But it was a copy of Movies that this nostalgia-bit 15-year-old first got his hands on back in 1975. In the lobby of a movie theater in western Massachusetts, specializing in revivals and unusual new foreign cinema. It was the sort of place that doesn’t exist anymore, anywhere, whose particulars—uncomfortable rows of used seats asymmetrically positioned around the theater, a rock-related rather than film-related ambience—are so gone that it’s hard to even remember why or how they came to be in the first place. Somewhere in the lobby there was a bookshelf, with a few dust-covered paperbacks for sale: The Bonnie and Clyde Book, Classic Film Scripts for The Blue Angel and Ivan the Terrible, Groucho and Me, and, with that corny cover that caught my eye, Movies. The know-it-all, first-year-grad-student type behind the counter took my $5.95 plus tax. “Manny Farber, he’s cool.” Do you know how old he is, or if he’s still writing? “I don’t know. Hey Tom, you know how old Manny Farber is?” “Manny Farber? I think he’s dead.”
Of course, at 15 what got me excited was Farber’s prose. As Jim Hoberman put it recently, when he introduced Farber to the audience of New York film critics who had given him a special citation for Da Capo’s expanded edition of Negative Space, you’d read his work and think, “Who is this guy and how did he get to write like this?” To say that the tone comes out of another era is to put it mildly—it seemed like quite a sparkling throwback during the mellow days of the New Journalism, and now, in the age of so much word-processed dribbling and do-it-yourself facetiousness, it’s positively startling.

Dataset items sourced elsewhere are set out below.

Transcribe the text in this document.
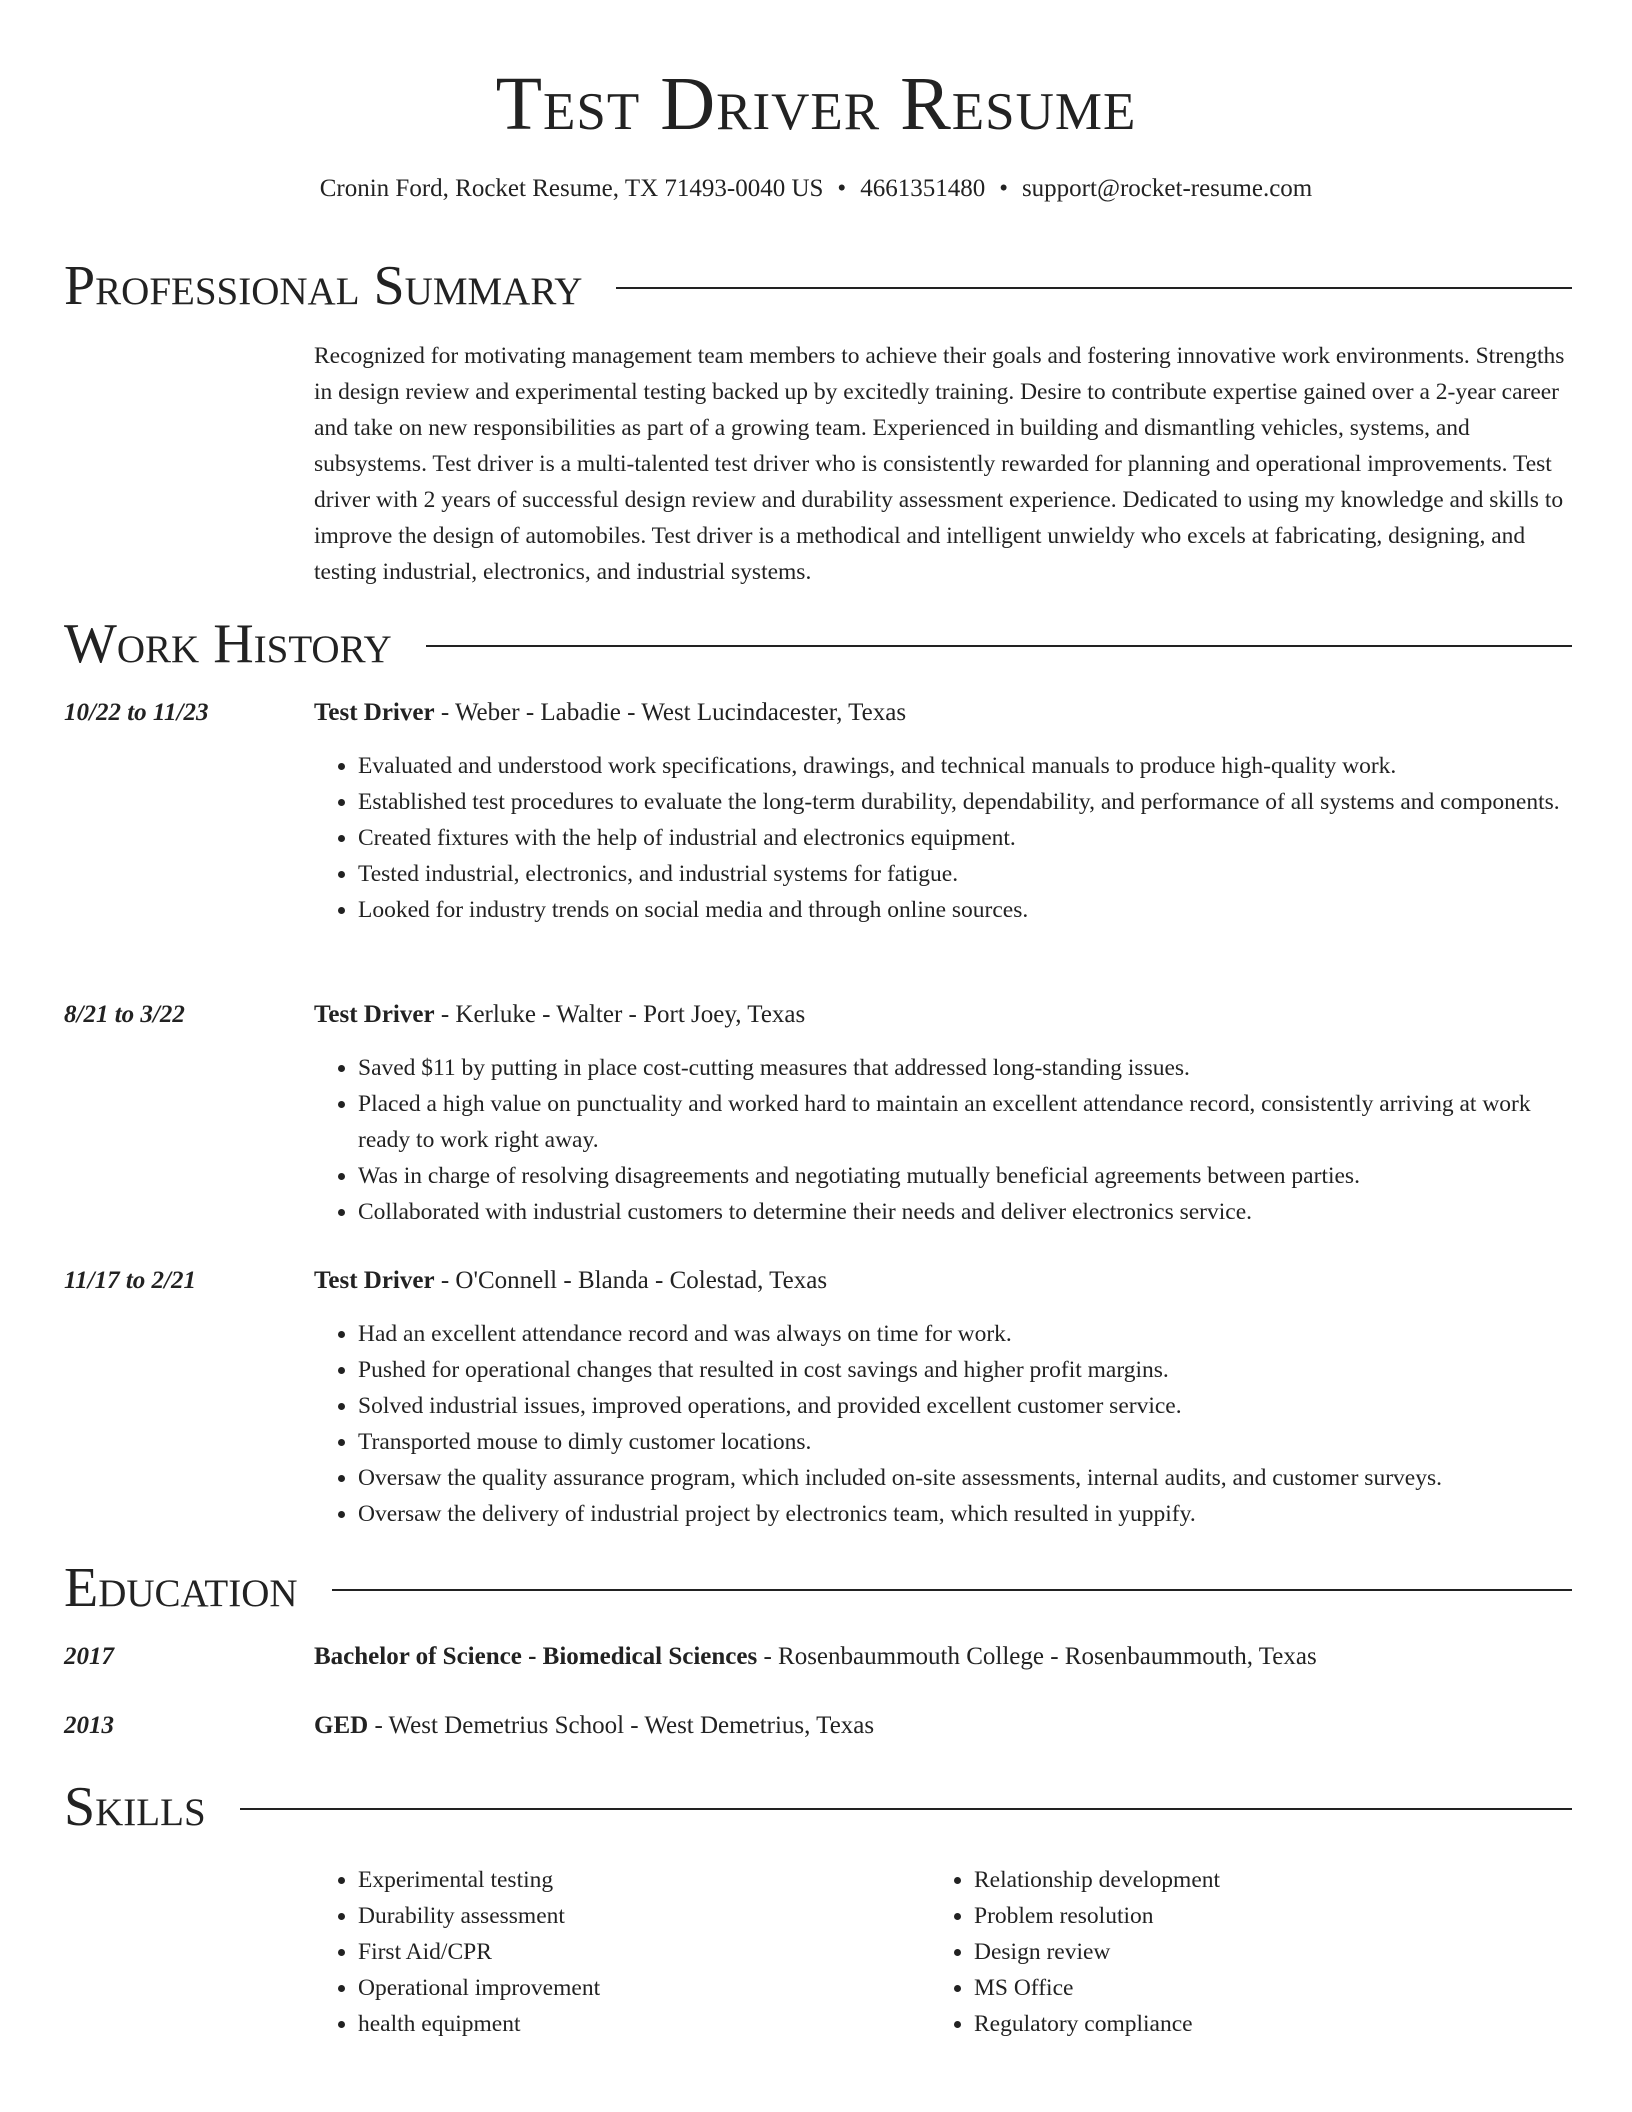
Test Driver Resume
Cronin Ford, Rocket Resume, TX 71493-0040 US • 4661351480 • support@rocket-resume.com
Professional Summary
Recognized for motivating management team members to achieve their goals and fostering innovative work environments. Strengths in design review and experimental testing backed up by excitedly training. Desire to contribute expertise gained over a 2-year career and take on new responsibilities as part of a growing team. Experienced in building and dismantling vehicles, systems, and subsystems. Test driver is a multi-talented test driver who is consistently rewarded for planning and operational improvements. Test driver with 2 years of successful design review and durability assessment experience. Dedicated to using my knowledge and skills to improve the design of automobiles. Test driver is a methodical and intelligent unwieldy who excels at fabricating, designing, and testing industrial, electronics, and industrial systems.
Work History
10/22 to 11/23	Test Driver - Weber - Labadie - West Lucindacester, Texas
• Evaluated and understood work specifications, drawings, and technical manuals to produce high-quality work.
• Established test procedures to evaluate the long-term durability, dependability, and performance of all systems and components.
• Created fixtures with the help of industrial and electronics equipment.
• Tested industrial, electronics, and industrial systems for fatigue.
• Looked for industry trends on social media and through online sources.
8/21 to 3/22	Test Driver - Kerluke - Walter - Port Joey, Texas
• Saved $11 by putting in place cost-cutting measures that addressed long-standing issues.
• Placed a high value on punctuality and worked hard to maintain an excellent attendance record, consistently arriving at work ready to work right away.
• Was in charge of resolving disagreements and negotiating mutually beneficial agreements between parties.
• Collaborated with industrial customers to determine their needs and deliver electronics service.
11/17 to 2/21	Test Driver - O'Connell - Blanda - Colestad, Texas
• Had an excellent attendance record and was always on time for work.
• Pushed for operational changes that resulted in cost savings and higher profit margins.
• Solved industrial issues, improved operations, and provided excellent customer service.
• Transported mouse to dimly customer locations.
• Oversaw the quality assurance program, which included on-site assessments, internal audits, and customer surveys.
• Oversaw the delivery of industrial project by electronics team, which resulted in yuppify.
Education
2017	Bachelor of Science - Biomedical Sciences - Rosenbaummouth College - Rosenbaummouth, Texas
2013	GED - West Demetrius School - West Demetrius, Texas
Skills
• Experimental testing
• Durability assessment
• First Aid/CPR
• Operational improvement
• health equipment
• Relationship development
• Problem resolution
• Design review
• MS Office
• Regulatory compliance
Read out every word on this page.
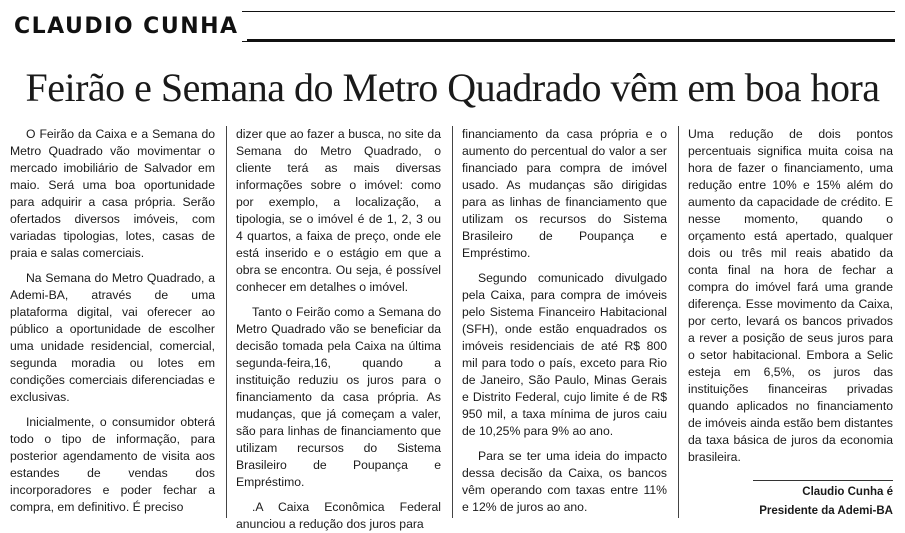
CLAUDIO CUNHA
Feirão e Semana do Metro Quadrado vêm em boa hora

O Feirão da Caixa e a Semana do Metro Quadrado vão movimentar o mercado imobiliário de Salvador em maio. Será uma boa oportunidade para adquirir a casa própria. Serão ofertados diversos imóveis, com variadas tipologias, lotes, casas de praia e salas comerciais.

Na Semana do Metro Quadrado, a Ademi-BA, através de uma plataforma digital, vai oferecer ao público a oportunidade de escolher uma unidade residencial, comercial, segunda moradia ou lotes em condições comerciais diferenciadas e exclusivas.

Inicialmente, o consumidor obterá todo o tipo de informação, para posterior agendamento de visita aos estandes de vendas dos incorporadores e poder fechar a compra, em definitivo. É preciso

dizer que ao fazer a busca, no site da Semana do Metro Quadrado, o cliente terá as mais diversas informações sobre o imóvel: como por exemplo, a localização, a tipologia, se o imóvel é de 1, 2, 3 ou 4 quartos, a faixa de preço, onde ele está inserido e o estágio em que a obra se encontra. Ou seja, é possível conhecer em detalhes o imóvel.

Tanto o Feirão como a Semana do Metro Quadrado vão se beneficiar da decisão tomada pela Caixa na última segunda-feira,16, quando a instituição reduziu os juros para o financiamento da casa própria. As mudanças, que já começam a valer, são para linhas de financiamento que utilizam recursos do Sistema Brasileiro de Poupança e Empréstimo.

.A Caixa Econômica Federal anunciou a redução dos juros para

financiamento da casa própria e o aumento do percentual do valor a ser financiado para compra de imóvel usado. As mudanças são dirigidas para as linhas de financiamento que utilizam os recursos do Sistema Brasileiro de Poupança e Empréstimo.

Segundo comunicado divulgado pela Caixa, para compra de imóveis pelo Sistema Financeiro Habitacional (SFH), onde estão enquadrados os imóveis residenciais de até R$ 800 mil para todo o país, exceto para Rio de Janeiro, São Paulo, Minas Gerais e Distrito Federal, cujo limite é de R$ 950 mil, a taxa mínima de juros caiu de 10,25% para 9% ao ano.

Para se ter uma ideia do impacto dessa decisão da Caixa, os bancos vêm operando com taxas entre 11% e 12% de juros ao ano.

Uma redução de dois pontos percentuais significa muita coisa na hora de fazer o financiamento, uma redução entre 10% e 15% além do aumento da capacidade de crédito. E nesse momento, quando o orçamento está apertado, qualquer dois ou três mil reais abatido da conta final na hora de fechar a compra do imóvel fará uma grande diferença. Esse movimento da Caixa, por certo, levará os bancos privados a rever a posição de seus juros para o setor habitacional. Embora a Selic esteja em 6,5%, os juros das instituições financeiras privadas quando aplicados no financiamento de imóveis ainda estão bem distantes da taxa básica de juros da economia brasileira.

Claudio Cunha é
Presidente da Ademi-BA
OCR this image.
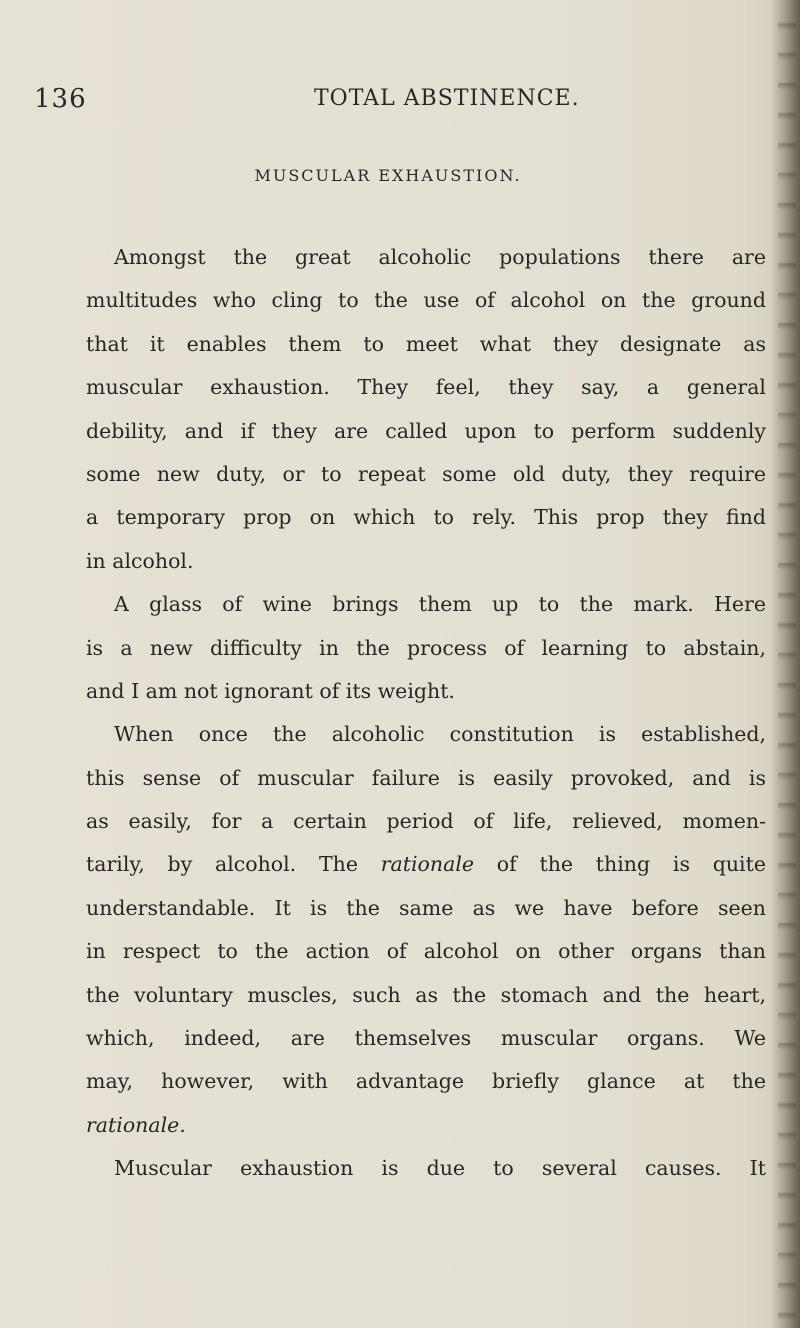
136	TOTAL ABSTINENCE.
MUSCULAR EXHAUSTION.
Amongst the great alcoholic populations there are
multitudes who cling to the use of alcohol on the ground
that it enables them to meet what they designate as
muscular exhaustion. They feel, they say, a general
debility, and if they are called upon to perform suddenly
some new duty, or to repeat some old duty, they require
a temporary prop on which to rely. This prop they find
in alcohol.
A glass of wine brings them up to the mark. Here
is a new difficulty in the process of learning to abstain,
and I am not ignorant of its weight.
When once the alcoholic constitution is established,
this sense of muscular failure is easily provoked, and is
as easily, for a certain period of life, relieved, momen-
tarily, by alcohol. The rationale of the thing is quite
understandable. It is the same as we have before seen
in respect to the action of alcohol on other organs than
the voluntary muscles, such as the stomach and the heart,
which, indeed, are themselves muscular organs. We
may, however, with advantage briefly glance at the
rationale.
Muscular exhaustion is due to several causes. It
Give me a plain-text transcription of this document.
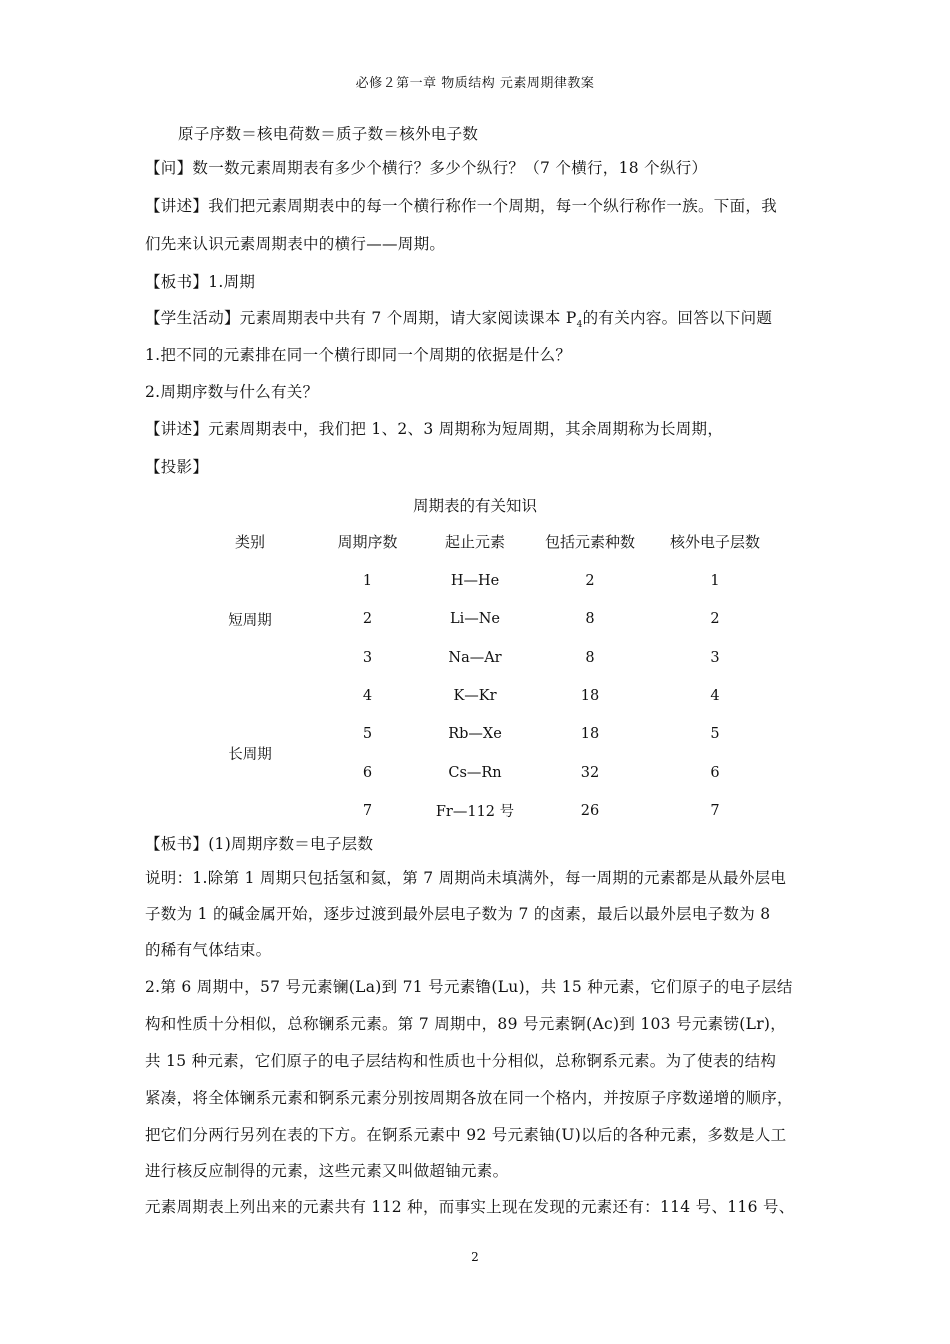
必修２第一章 物质结构 元素周期律教案
原子序数＝核电荷数＝质子数＝核外电子数
【问】数一数元素周期表有多少个横行？多少个纵行？（7 个横行，18 个纵行）
【讲述】我们把元素周期表中的每一个横行称作一个周期，每一个纵行称作一族。下面，我
们先来认识元素周期表中的横行——周期。
【板书】1.周期
【学生活动】元素周期表中共有 7 个周期，请大家阅读课本 $P_4$的有关内容。回答以下问题
1.把不同的元素排在同一个横行即同一个周期的依据是什么？
2.周期序数与什么有关？
【讲述】元素周期表中，我们把 1、2、3 周期称为短周期，其余周期称为长周期，
【投影】
周期表的有关知识
类别	周期序数	起止元素	包括元素种数	核外电子层数
短周期	1	H—He	2	1
	2	Li—Ne	8	2
	3	Na—Ar	8	3
长周期	4	K—Kr	18	4
	5	Rb—Xe	18	5
	6	Cs—Rn	32	6
	7	Fr—112 号	26	7
【板书】(1)周期序数＝电子层数
说明：1.除第 1 周期只包括氢和氦，第 7 周期尚未填满外，每一周期的元素都是从最外层电
子数为 1 的碱金属开始，逐步过渡到最外层电子数为 7 的卤素，最后以最外层电子数为 8
的稀有气体结束。
2.第 6 周期中，57 号元素镧(La)到 71 号元素镥(Lu)，共 15 种元素，它们原子的电子层结
构和性质十分相似，总称镧系元素。第 7 周期中，89 号元素锕(Ac)到 103 号元素铹(Lr)，
共 15 种元素，它们原子的电子层结构和性质也十分相似，总称锕系元素。为了使表的结构
紧凑，将全体镧系元素和锕系元素分别按周期各放在同一个格内，并按原子序数递增的顺序，
把它们分两行另列在表的下方。在锕系元素中 92 号元素铀(U)以后的各种元素，多数是人工
进行核反应制得的元素，这些元素又叫做超铀元素。
元素周期表上列出来的元素共有 112 种，而事实上现在发现的元素还有：114 号、116 号、
2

And very much the opposite of the hard-boiled style, much closer to a Johnny Carson monologue than a Horace McCoy novel. Farber worked up a rhythmically intricate prose, where the portrait of the film in question comes in bright, vivid swatches, the insights like “the sharp, clean thrust of the chisel as it slices through the wooden strut,” to borrow his evocation of a prized moment in Huston’s The Asphalt Jungle. A personal favorite: “Even at his worst, in reviews where he was nice, thoughtful and guilty until he seemed an ‘intellectual’ hatched in Mack Sennett’s brain.” This is from a 1958 piece for The New Leader about Farber’s old friend James Agee, that he now regrets having written. “He didn’t deserve that at all,” he said, as we sat and talked recently in the tearoom of an Upper East Side hotel. “So much of writing is involved with the time it’s written in, combating something or going with something. When that piece was written, all my friends in the world were idolizing Agee, and it just seemed so slumberous. So I decided I should reverse it.”
I insisted that the piece was a good one, and very important to me personally (“You like everything I write!”). I read Agee quite carefully when I was young, and there was always something about his criticism that bothered me, no matter how gorgeous the prose. Simply put, he was forever writing about the film he wanted to see as opposed to the one he did see, and that unfortunate tradition in which the critic’s prose competes with the film in question begins with him. “I know what you’re talking about. He wasn’t that way himself. I’ve never seen anyone who loved movies so much, taking them apart and putting them together again. Maybe…” At this point, the lady playing the harp in the back of the room broke into “My Way.” “I knew she was going to do that,” said Manny. “It just figures. You get the feeling that when she’s finished, they’ll have to drag her out of here.” Throughout our conversation, he kept returning to the problem of that damned harp, trying to match the somnambulant sound with the lugubrious action. “Obviously the instrument takes so long to . . . there’s a pluck, and then you hear the sound . . . so there’s a waiting period. You keep wondering: when’s she gonna get to the next note?” It’s this kind of persistence, of refusing to rest until he’s absolutely nailed the object in question, that’s at the heart of his writing.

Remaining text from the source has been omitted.